Durable execution helps you write reliable agents while preserving the ease of use of a framework like Swarm. The idea is to automatically persist the execution state of your Swarm workflow in a Postgres database. That way, if your program is interrupted, it can automatically resume your agentic workflows from the last completed step.
Here’s an example application–a durable refund agent that automatically recovers from interruptions when processing refunds:
https://github.com/dbos-inc/durable-swarm/tree/main/examples...

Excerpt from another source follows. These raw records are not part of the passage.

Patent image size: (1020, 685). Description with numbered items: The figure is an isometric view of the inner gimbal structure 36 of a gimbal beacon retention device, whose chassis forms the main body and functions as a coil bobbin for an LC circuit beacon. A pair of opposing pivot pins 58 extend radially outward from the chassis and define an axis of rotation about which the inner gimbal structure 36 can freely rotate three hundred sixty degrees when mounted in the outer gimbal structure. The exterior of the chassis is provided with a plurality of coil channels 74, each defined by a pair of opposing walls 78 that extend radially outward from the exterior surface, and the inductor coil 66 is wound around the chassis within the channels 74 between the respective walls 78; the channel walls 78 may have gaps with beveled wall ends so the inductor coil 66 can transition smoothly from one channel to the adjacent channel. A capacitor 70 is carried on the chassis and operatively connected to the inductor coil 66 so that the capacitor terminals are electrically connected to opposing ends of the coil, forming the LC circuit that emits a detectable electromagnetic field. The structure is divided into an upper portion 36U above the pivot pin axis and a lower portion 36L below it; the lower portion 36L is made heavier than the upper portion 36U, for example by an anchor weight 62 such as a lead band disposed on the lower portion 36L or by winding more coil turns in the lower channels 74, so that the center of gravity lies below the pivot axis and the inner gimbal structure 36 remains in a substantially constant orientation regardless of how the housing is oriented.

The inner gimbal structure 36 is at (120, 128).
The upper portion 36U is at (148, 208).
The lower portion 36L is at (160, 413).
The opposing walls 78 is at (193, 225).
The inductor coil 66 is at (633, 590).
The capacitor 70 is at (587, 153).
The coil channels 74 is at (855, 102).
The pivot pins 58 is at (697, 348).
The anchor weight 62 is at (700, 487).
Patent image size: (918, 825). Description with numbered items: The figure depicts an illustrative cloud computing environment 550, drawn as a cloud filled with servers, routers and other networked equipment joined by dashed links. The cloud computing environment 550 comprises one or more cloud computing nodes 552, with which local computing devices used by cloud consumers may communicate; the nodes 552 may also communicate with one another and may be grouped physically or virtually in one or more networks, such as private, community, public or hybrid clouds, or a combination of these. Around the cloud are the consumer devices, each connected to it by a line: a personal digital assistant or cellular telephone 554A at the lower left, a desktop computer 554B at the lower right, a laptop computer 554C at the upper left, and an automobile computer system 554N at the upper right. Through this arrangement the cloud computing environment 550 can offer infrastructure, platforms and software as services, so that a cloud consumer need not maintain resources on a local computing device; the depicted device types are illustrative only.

We also converted all of OpenAI’s example applications to Durable Swarm:
https://github.com/dbos-inc/durable-swarm/tree/main/examples
Under the hood, we implemented Durable Swarm using DBOS (https://github.com/dbos-inc/dbos-transact-py), an open-source lightweight durable execution library that (full disclosure) we developed. The entire implementation of Durable Swarm is 24 lines of code, declaring the main loop of swarm to be a durable workflow and each chat completion or tool call to be a step in that workflow. Check it out here:
https://github.com/dbos-inc/durable-swarm/blob/main/durable_...
Me and qianli_cs are here to answer any questions!